The chemical method is not the first method you reach for — it's the one you use when everything else has failed or when conditions make mechanical fire starting unreliable. That specific role — the deeply buried backup — is exactly where it earns its place in the kit.

Sources

  1. U.S. Army Survival Manual FM 21-76
  2. Tom Brown Jr. - Tom Brown's Field Guide to Wilderness Survival
  3. National Fire Protection Association - Chemical Fire Hazards

Frequently Asked Questions

Is it safe to carry potassium permanganate and glycerin together?

No — never store them together or near each other. Keep them in separate, clearly labeled containers. Potassium permanganate is an oxidizer that can react with organic materials. Store in a small plastic bottle with a tight lid.

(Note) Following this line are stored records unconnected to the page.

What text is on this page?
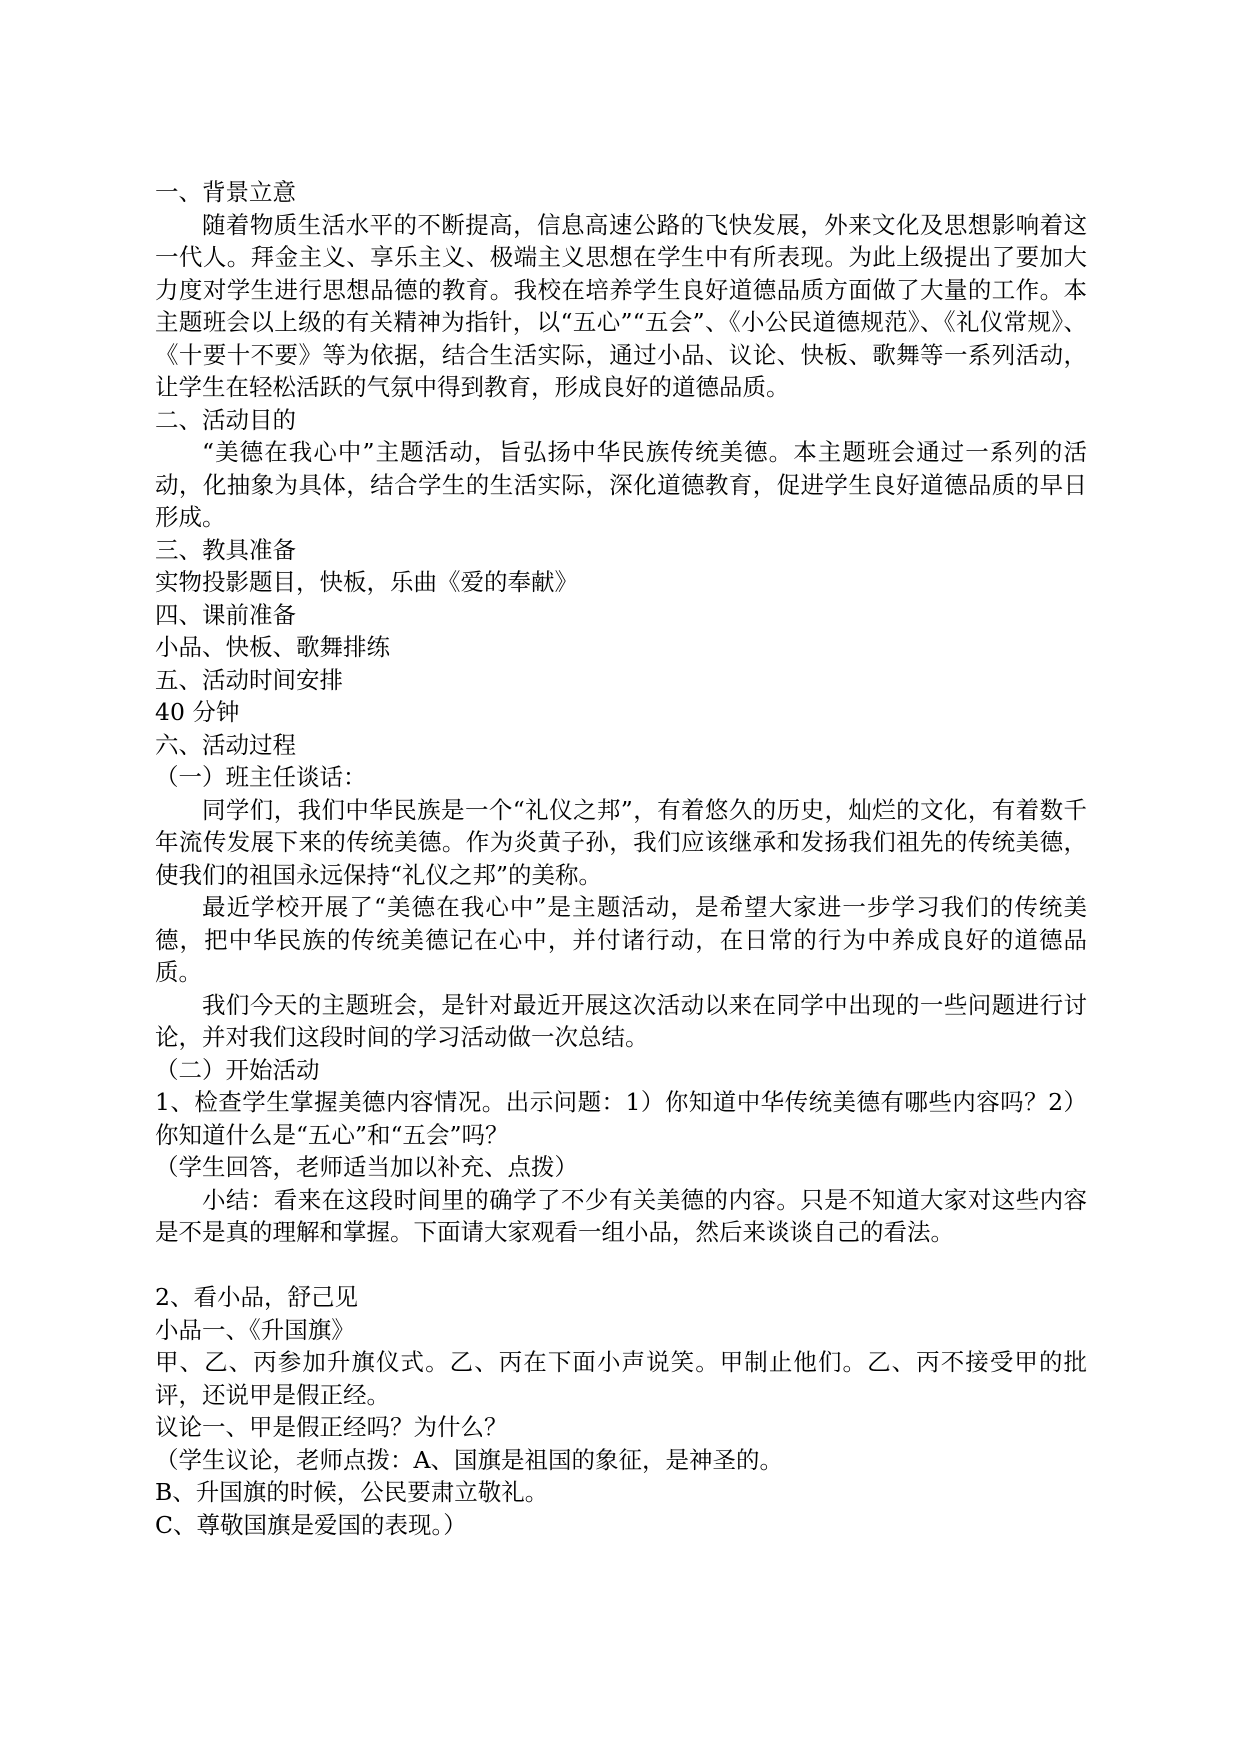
一、背景立意

随着物质生活水平的不断提高，信息高速公路的飞快发展，外来文化及思想影响着这一代人。拜金主义、享乐主义、极端主义思想在学生中有所表现。为此上级提出了要加大力度对学生进行思想品德的教育。我校在培养学生良好道德品质方面做了大量的工作。本主题班会以上级的有关精神为指针，以“五心”“五会”、《小公民道德规范》、《礼仪常规》、《十要十不要》等为依据，结合生活实际，通过小品、议论、快板、歌舞等一系列活动，让学生在轻松活跃的气氛中得到教育，形成良好的道德品质。

二、活动目的

“美德在我心中”主题活动，旨弘扬中华民族传统美德。本主题班会通过一系列的活动，化抽象为具体，结合学生的生活实际，深化道德教育，促进学生良好道德品质的早日形成。

三、教具准备

实物投影题目，快板，乐曲《爱的奉献》

四、课前准备

小品、快板、歌舞排练

五、活动时间安排

40 分钟

六、活动过程

（一）班主任谈话：

同学们，我们中华民族是一个“礼仪之邦”，有着悠久的历史，灿烂的文化，有着数千年流传发展下来的传统美德。作为炎黄子孙，我们应该继承和发扬我们祖先的传统美德，使我们的祖国永远保持“礼仪之邦”的美称。

最近学校开展了“美德在我心中”是主题活动，是希望大家进一步学习我们的传统美德，把中华民族的传统美德记在心中，并付诸行动，在日常的行为中养成良好的道德品质。

我们今天的主题班会，是针对最近开展这次活动以来在同学中出现的一些问题进行讨论，并对我们这段时间的学习活动做一次总结。

（二）开始活动

1、检查学生掌握美德内容情况。出示问题：1）你知道中华传统美德有哪些内容吗？2）你知道什么是“五心”和“五会”吗？

（学生回答，老师适当加以补充、点拨）

小结：看来在这段时间里的确学了不少有关美德的内容。只是不知道大家对这些内容是不是真的理解和掌握。下面请大家观看一组小品，然后来谈谈自己的看法。

2、看小品，舒己见

小品一、《升国旗》

甲、乙、丙参加升旗仪式。乙、丙在下面小声说笑。甲制止他们。乙、丙不接受甲的批评，还说甲是假正经。

议论一、甲是假正经吗？为什么？

（学生议论，老师点拨：A、国旗是祖国的象征，是神圣的。

B、升国旗的时候，公民要肃立敬礼。

C、尊敬国旗是爱国的表现。）
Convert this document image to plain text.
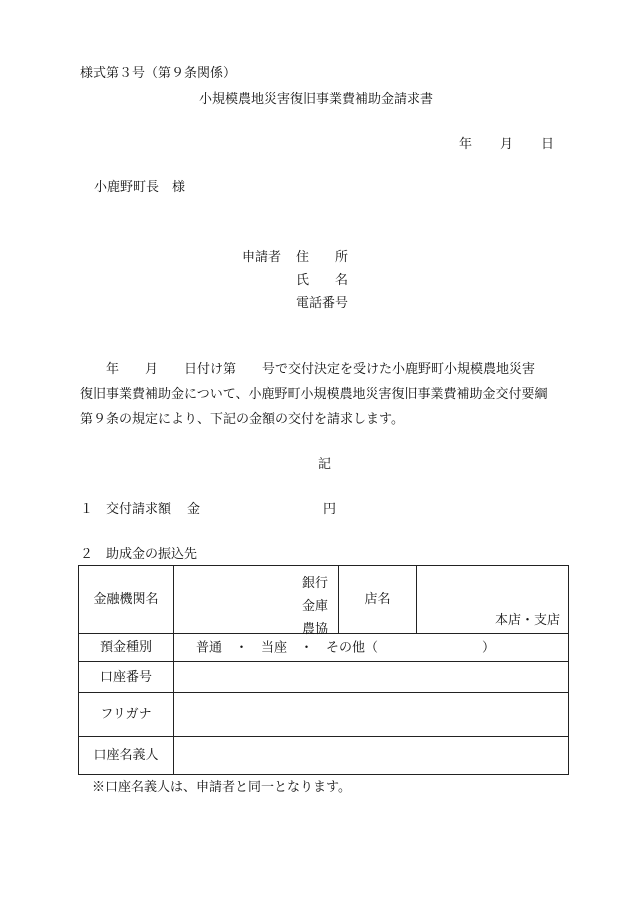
様式第３号（第９条関係）
小規模農地災害復旧事業費補助金請求書
年 月 日
小鹿野町長　様
申請者 住　　所
氏　　名
電話番号
　　年　　月　　日付け第　　号で交付決定を受けた小鹿野町小規模農地災害
復旧事業費補助金について、小鹿野町小規模農地災害復旧事業費補助金交付要綱
第９条の規定により、下記の金額の交付を請求します。
記
１ 交付請求額 金	円
２ 助成金の振込先
金融機関名	銀行
金庫
農協	店名	本店・支店

預金種別	普通　・　当座　・　その他（　　　　　　　　）		

口座番号			
フリガナ			
口座名義人			
※口座名義人は、申請者と同一となります。
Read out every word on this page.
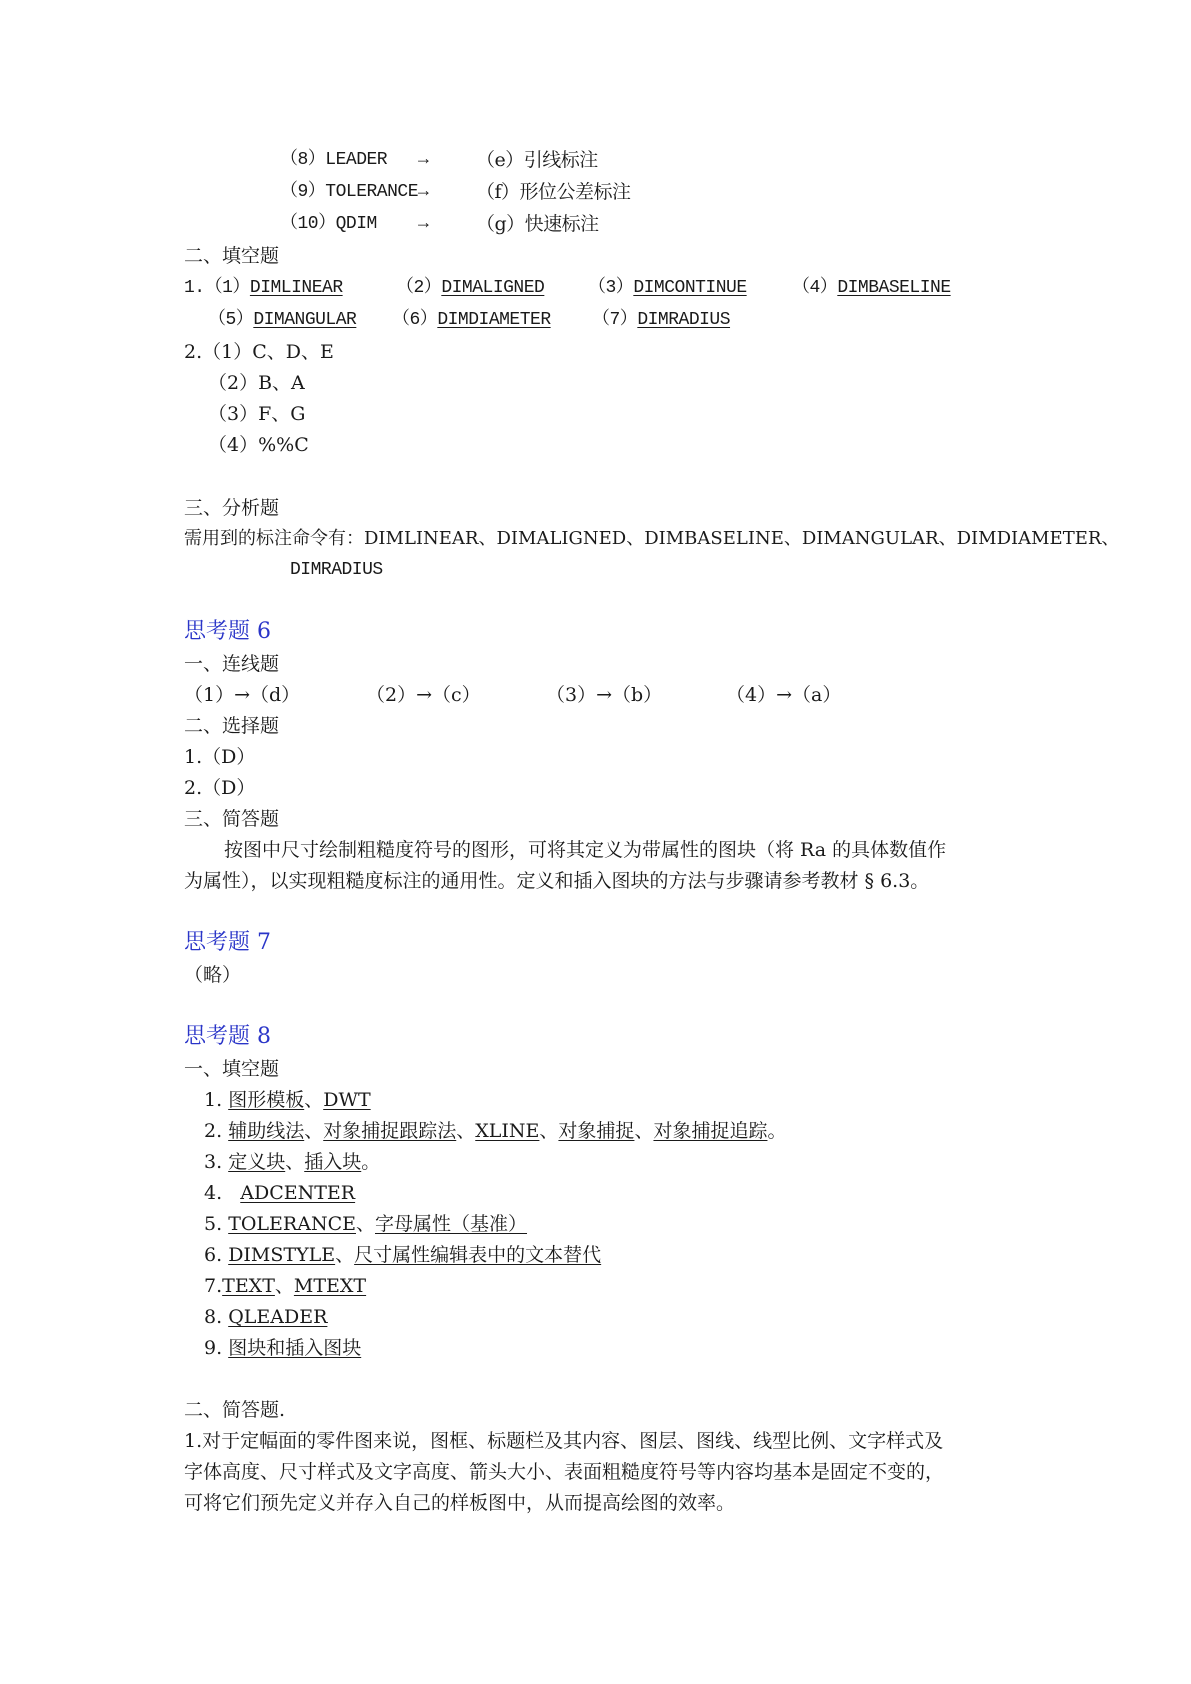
（8）LEADER →	（e）引线标注
（9）TOLERANCE →	（f）形位公差标注
（10）QDIM →	（g）快速标注
二、填空题
1.（1）DIMLINEAR	（2）DIMALIGNED （3）DIMCONTINUE	（4）DIMBASELINE
（5）DIMANGULAR （6）DIMDIAMETER （7）DIMRADIUS
2.（1）C、D、E
（2）B、A
（3）F、G
（4）%%C
三、分析题
需用到的标注命令有：DIMLINEAR、DIMALIGNED、DIMBASELINE、DIMANGULAR、DIMDIAMETER、
DIMRADIUS
思考题 6
一、连线题
（1）→（d）	（2）→（c）	（3）→（b）	（4）→（a）
二、选择题
1.（D）
2.（D）
三、简答题
按图中尺寸绘制粗糙度符号的图形，可将其定义为带属性的图块（将 Ra 的具体数值作
为属性），以实现粗糙度标注的通用性。定义和插入图块的方法与步骤请参考教材 § 6.3。
思考题 7
（略）
思考题 8
一、填空题
1. 图形模板、DWT
2. 辅助线法、对象捕捉跟踪法、XLINE、对象捕捉、对象捕捉追踪。
3. 定义块、插入块。
4. ADCENTER
5. TOLERANCE、字母属性（基准）
6. DIMSTYLE、尺寸属性编辑表中的文本替代
7.TEXT、MTEXT
8. QLEADER
9. 图块和插入图块
二、简答题.
1.对于定幅面的零件图来说，图框、标题栏及其内容、图层、图线、线型比例、文字样式及
字体高度、尺寸样式及文字高度、箭头大小、表面粗糙度符号等内容均基本是固定不变的，
可将它们预先定义并存入自己的样板图中，从而提高绘图的效率。
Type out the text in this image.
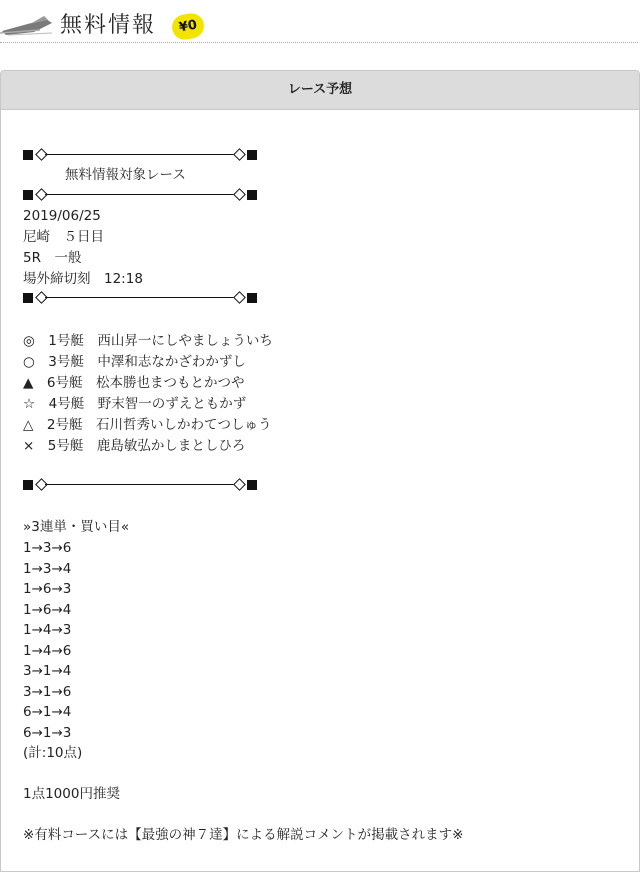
無料情報	¥0
レース予想
無料情報対象レース
2019/06/25
尼崎　５日目
5R　一般
場外締切刻　12:18
◎　1号艇　西山昇一にしやましょういち
○　3号艇　中澤和志なかざわかずし
▲　6号艇　松本勝也まつもとかつや
☆　4号艇　野末智一のずえともかず
△　2号艇　石川哲秀いしかわてつしゅう
×　5号艇　鹿島敏弘かしまとしひろ
»3連単・買い目«
1→3→6
1→3→4
1→6→3
1→6→4
1→4→3
1→4→6
3→1→4
3→1→6
6→1→4
6→1→3
(計:10点)
1点1000円推奨
※有料コースには【最強の神７達】による解説コメントが掲載されます※
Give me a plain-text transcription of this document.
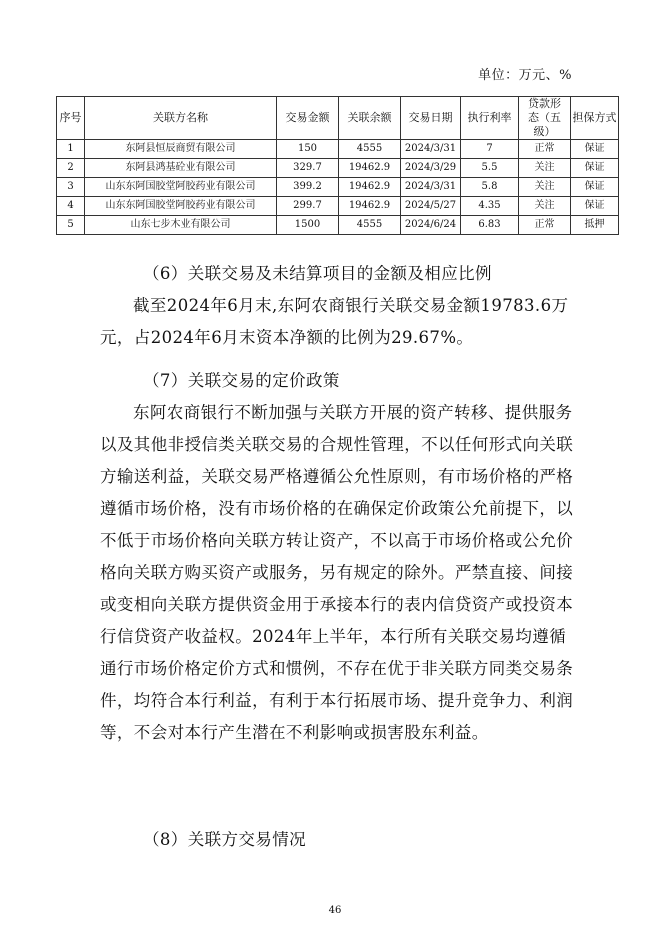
单位：万元、%
序号	关联方名称	交易金额	关联余额	交易日期	执行利率	贷款形态（五级）	担保方式
1	东阿县恒辰商贸有限公司	150	4555	2024/3/31	7	正常	保证
2	东阿县鸿基砼业有限公司	329.7	19462.9	2024/3/29	5.5	关注	保证
3	山东东阿国胶堂阿胶药业有限公司	399.2	19462.9	2024/3/31	5.8	关注	保证
4	山东东阿国胶堂阿胶药业有限公司	299.7	19462.9	2024/5/27	4.35	关注	保证
5	山东七步木业有限公司	1500	4555	2024/6/24	6.83	正常	抵押
（6）关联交易及未结算项目的金额及相应比例
截至2024年6月末,东阿农商银行关联交易金额19783.6万元，占2024年6月末资本净额的比例为29.67%。
（7）关联交易的定价政策
东阿农商银行不断加强与关联方开展的资产转移、提供服务以及其他非授信类关联交易的合规性管理，不以任何形式向关联方输送利益，关联交易严格遵循公允性原则，有市场价格的严格遵循市场价格，没有市场价格的在确保定价政策公允前提下，以不低于市场价格向关联方转让资产，不以高于市场价格或公允价格向关联方购买资产或服务，另有规定的除外。严禁直接、间接或变相向关联方提供资金用于承接本行的表内信贷资产或投资本行信贷资产收益权。2024年上半年，本行所有关联交易均遵循通行市场价格定价方式和惯例，不存在优于非关联方同类交易条件，均符合本行利益，有利于本行拓展市场、提升竞争力、利润等，不会对本行产生潜在不利影响或损害股东利益。
（8）关联方交易情况
46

Glycerin (also called glycerol) is a viscous liquid; store in a dropper bottle for controlled application. Separated and properly sealed, both are safe to carry.

How fast does the potassium permanganate and glycerin reaction ignite?

The reaction begins immediately on mixing and produces flame in 30-60 seconds at room temperature. In cold conditions, the reaction slows — it may take 2-3 minutes below freezing. Heat speeds the reaction. The delay is useful: it gives you time to place the igniting mixture under tinder before flame appears.

Where do you buy potassium permanganate?

Farm supply stores sell it for water treatment and hoof rot treatment in livestock. Pool supply stores carry it for well water treatment. Hardware stores sometimes stock it as a water softener regenerant. It's also available online. In small quantities for fire starting, a 1-oz container will start dozens of fires.